How to determine the ranges if I want to divide a data set into N segments taking the average/frequency into account?

351 Views Asked by At

I have a data set of floating numbers such as follows:

[0.01053,
 0.00444,
 0.00957,
 0.04564,
 0.00709,
 0.01338,
 0.02857,
 0.02593,
 0.01056,
 0.05366,
 0.02252,
 0.0237,
 0.01288,
 0.02905,
 0.0119,
 0.04911,
 0.01761,
 0.02105,
 0.01859,
 0.05769,
 0.00576,
 0.01736,
 0.00948,
 0.01465,
 0.032,
 0.00429,
 0.10266,
 0.01794,
 0.01794,
 0.00993,
 0.01415,
 0.00866,
 0.02613,
 0.03759,
 0.02885,
 0.01556,
 0.00881,
 0.01408,
 0.01544,
 0.04186,
 0.00336]

The average for this data set is: 0.02244

The number or sections I need is: 3

I need to create 3 equal sections starting from 0 that take into account the average. In other words if I have some numbers in the set that are very large but most of the numbers are small than I want to divide the segments so that I create the segments around the average and ignore the outlying numbers.

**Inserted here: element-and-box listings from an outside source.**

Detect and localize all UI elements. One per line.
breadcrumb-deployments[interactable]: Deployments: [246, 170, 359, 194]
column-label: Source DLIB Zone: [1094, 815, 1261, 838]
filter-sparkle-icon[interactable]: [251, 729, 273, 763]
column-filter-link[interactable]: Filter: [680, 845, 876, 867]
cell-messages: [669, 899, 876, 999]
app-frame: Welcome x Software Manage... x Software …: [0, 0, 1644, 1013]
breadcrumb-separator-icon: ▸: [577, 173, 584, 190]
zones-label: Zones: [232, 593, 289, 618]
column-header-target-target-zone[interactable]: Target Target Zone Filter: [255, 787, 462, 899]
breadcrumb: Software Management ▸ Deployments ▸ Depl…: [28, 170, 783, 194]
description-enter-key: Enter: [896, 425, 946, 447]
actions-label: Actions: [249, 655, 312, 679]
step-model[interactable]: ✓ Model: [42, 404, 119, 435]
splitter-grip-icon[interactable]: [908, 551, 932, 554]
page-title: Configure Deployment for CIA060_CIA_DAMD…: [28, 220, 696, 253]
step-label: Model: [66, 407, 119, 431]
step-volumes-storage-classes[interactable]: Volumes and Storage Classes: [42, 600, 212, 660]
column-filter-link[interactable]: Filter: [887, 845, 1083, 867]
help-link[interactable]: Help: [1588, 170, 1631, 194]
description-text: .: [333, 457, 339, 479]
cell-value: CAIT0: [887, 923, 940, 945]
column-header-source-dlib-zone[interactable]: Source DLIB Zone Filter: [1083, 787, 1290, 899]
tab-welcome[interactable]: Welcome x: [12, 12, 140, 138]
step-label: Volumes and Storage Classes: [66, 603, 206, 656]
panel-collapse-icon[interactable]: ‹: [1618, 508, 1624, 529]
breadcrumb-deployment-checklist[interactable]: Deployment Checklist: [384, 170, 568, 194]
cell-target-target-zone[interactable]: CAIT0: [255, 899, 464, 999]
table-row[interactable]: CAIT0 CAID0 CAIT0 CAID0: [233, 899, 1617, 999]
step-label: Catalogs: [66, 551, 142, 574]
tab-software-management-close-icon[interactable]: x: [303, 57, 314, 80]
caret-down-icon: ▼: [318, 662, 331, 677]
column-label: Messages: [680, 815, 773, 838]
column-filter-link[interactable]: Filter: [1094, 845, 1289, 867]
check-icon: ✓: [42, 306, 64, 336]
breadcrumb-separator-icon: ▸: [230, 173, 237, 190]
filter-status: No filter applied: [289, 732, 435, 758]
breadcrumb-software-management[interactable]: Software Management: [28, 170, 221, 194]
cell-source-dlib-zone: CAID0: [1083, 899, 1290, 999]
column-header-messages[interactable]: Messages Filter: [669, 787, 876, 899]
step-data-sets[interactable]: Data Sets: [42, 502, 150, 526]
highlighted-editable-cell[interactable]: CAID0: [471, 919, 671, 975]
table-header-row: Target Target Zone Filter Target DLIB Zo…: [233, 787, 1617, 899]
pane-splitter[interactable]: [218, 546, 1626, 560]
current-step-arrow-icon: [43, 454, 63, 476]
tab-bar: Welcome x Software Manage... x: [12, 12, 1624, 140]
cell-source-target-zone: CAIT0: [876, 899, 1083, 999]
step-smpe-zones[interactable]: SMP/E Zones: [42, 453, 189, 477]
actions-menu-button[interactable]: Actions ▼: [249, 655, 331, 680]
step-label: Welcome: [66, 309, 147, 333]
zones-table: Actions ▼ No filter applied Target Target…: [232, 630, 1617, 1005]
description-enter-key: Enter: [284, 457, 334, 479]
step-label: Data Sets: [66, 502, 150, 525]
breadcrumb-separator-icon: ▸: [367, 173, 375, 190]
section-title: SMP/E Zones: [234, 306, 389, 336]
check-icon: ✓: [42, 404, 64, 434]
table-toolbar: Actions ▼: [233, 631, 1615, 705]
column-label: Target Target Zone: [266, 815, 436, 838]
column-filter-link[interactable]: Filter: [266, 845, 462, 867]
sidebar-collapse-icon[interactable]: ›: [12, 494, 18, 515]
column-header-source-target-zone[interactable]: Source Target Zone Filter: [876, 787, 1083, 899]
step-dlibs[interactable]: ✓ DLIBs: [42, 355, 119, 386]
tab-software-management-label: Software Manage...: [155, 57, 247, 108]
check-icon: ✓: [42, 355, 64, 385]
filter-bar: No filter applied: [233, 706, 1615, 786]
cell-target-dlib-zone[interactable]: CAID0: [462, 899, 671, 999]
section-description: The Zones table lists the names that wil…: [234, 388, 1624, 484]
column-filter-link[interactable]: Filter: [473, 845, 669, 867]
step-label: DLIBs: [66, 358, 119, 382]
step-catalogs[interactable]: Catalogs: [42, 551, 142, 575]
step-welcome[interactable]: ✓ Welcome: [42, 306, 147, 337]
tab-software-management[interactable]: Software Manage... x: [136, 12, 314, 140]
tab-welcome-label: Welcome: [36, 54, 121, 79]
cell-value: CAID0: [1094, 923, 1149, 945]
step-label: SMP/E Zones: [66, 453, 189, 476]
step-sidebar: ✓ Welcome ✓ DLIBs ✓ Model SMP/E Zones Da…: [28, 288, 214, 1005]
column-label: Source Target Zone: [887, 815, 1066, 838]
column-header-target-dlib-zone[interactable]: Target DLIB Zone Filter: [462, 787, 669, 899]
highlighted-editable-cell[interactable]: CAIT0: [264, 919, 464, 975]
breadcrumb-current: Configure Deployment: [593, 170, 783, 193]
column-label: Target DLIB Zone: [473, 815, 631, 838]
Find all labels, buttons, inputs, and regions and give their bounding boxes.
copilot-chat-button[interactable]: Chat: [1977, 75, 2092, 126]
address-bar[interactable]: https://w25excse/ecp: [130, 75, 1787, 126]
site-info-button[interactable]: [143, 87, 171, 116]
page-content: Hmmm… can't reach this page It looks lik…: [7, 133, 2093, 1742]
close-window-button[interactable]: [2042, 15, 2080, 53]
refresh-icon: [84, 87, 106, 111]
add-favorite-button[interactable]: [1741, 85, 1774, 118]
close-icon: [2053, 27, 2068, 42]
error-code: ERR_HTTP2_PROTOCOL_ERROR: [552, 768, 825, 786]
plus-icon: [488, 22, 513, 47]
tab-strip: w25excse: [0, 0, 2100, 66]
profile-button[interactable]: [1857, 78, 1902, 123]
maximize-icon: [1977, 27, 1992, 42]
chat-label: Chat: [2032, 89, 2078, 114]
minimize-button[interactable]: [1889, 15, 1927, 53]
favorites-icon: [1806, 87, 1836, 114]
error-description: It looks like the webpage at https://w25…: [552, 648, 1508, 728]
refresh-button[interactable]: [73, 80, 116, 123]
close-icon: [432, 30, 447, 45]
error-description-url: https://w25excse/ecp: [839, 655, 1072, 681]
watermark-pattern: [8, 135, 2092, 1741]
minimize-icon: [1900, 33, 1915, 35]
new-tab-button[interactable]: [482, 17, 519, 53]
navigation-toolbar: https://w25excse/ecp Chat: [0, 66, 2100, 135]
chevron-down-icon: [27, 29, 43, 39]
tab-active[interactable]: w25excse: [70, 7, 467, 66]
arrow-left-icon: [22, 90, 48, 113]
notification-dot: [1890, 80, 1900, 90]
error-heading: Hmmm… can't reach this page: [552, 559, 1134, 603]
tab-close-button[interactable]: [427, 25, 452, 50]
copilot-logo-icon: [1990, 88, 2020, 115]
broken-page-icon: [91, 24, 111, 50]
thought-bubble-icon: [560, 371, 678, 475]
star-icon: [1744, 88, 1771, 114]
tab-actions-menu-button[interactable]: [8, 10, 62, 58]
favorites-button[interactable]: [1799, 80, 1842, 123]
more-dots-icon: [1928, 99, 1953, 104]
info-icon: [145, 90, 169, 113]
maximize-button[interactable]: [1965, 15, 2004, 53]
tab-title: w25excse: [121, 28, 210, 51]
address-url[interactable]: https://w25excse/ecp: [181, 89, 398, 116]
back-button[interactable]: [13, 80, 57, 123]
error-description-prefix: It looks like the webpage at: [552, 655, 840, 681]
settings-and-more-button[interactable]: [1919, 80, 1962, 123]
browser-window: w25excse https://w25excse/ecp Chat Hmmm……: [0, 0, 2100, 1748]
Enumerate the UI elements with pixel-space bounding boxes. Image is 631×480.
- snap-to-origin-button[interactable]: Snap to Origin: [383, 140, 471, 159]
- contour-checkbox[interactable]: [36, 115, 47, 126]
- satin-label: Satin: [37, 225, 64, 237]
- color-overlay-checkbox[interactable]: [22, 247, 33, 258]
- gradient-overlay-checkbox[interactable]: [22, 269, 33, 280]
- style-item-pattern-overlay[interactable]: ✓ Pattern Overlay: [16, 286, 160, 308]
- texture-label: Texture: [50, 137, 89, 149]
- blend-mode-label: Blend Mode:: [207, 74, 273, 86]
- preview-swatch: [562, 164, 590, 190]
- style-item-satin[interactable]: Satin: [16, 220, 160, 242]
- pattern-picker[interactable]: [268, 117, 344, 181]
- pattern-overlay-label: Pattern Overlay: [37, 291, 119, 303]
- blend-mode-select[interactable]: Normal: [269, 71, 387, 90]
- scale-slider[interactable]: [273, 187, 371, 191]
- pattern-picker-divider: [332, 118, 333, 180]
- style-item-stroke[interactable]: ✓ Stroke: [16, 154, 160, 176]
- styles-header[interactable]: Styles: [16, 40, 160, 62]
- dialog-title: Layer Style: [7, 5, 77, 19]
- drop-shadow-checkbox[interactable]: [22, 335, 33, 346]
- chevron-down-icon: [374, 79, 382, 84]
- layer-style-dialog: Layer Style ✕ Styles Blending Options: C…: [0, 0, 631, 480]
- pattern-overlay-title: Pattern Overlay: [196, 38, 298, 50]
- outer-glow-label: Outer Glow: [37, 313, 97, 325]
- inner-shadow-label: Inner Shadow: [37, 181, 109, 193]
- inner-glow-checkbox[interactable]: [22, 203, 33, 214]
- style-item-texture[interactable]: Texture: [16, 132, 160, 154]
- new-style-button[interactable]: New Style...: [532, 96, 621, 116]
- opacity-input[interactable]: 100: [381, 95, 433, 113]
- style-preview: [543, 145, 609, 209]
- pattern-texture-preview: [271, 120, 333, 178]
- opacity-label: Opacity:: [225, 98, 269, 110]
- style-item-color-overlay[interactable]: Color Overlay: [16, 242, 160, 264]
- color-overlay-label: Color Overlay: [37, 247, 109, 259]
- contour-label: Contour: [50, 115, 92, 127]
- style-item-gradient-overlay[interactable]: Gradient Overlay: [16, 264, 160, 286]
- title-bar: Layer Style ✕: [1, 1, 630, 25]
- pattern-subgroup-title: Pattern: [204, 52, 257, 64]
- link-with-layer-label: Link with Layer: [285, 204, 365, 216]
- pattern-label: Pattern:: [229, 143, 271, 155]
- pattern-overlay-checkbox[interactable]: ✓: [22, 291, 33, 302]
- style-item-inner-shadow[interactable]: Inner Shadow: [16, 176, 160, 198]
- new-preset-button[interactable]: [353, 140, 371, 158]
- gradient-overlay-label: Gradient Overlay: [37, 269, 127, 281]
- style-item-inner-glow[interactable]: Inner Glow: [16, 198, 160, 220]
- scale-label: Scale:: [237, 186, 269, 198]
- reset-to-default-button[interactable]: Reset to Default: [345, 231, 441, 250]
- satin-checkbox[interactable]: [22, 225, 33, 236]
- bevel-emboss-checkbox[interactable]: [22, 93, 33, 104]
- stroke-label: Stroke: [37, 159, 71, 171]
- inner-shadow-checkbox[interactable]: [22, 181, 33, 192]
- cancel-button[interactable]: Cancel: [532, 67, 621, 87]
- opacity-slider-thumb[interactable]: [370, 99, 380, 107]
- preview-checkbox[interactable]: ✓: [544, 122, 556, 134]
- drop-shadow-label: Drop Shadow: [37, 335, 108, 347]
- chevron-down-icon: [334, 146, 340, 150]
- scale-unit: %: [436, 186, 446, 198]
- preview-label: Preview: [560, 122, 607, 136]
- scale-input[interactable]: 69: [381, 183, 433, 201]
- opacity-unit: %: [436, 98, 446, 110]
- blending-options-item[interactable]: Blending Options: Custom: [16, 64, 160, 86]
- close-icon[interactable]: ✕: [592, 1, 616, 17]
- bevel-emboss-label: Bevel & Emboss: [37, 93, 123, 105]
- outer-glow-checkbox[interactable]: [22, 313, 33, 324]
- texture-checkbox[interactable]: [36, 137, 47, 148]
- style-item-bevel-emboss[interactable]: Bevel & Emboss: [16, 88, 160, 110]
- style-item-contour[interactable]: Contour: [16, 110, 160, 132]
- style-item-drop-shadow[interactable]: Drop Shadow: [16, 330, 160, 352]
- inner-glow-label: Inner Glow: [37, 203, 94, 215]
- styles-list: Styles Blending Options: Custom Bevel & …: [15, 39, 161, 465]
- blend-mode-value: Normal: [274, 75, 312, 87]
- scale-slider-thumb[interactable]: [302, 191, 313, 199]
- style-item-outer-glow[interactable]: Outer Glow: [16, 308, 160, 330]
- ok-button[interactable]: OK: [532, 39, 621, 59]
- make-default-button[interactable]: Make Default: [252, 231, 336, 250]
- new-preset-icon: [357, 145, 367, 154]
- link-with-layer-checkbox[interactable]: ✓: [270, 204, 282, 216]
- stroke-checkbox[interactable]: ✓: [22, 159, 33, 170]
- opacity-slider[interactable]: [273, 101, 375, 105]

The first range must also start from 0.

Currently I thought I could use the following formula:

2xaverage/number of segments.

This would give me the following segments:

range1: 0..0.1496
range2: 0.1496..0.2992
range3: 0.2992..0.17952

One of the issues I see is that I need the first range to start from 0 but the dataset may not contain any zeros. So I need to somehow shift the numbers to the left.

However, I'm not very strong in math and I would really appreciate some guidance to see if this is correct.

Also I'm not sure if I've stated the question and description clear enough so please comment for clarification and I'll edit the answer appropriately.

2

There are 2 best solutions below

0
On BEST ANSWER

In the end I used some of what @plumSemPy said about using the median and not the average.

I sort the data to find the median. I also shift the data by subtracting the smallest value from each number so the set starts at 0.

Finally I use the following formulas to get the ranges:

first range  = 2*median/(number of ranges)*0...2*median/(number of ranges)*1  
second range = 2*median/(number of ranges)*1...2*median/(number of ranges)*2
third range  = 2*median/(number of ranges)*2...2*median/(number of ranges)*3  
0
On

The simple approach is to make the bottom range include the bottom third of the points, the next to include the middle third of the points, the the top range the top third. Another approach would be to make the middle range some number of standard deviations around the mean. Mean $\pm 0.43$ standard deviations should get about a third of the values if the data is normal (it probably isn't). There are other sensible approaches, but if you don't like these the reasons for rejecting them may lead you to the one you like.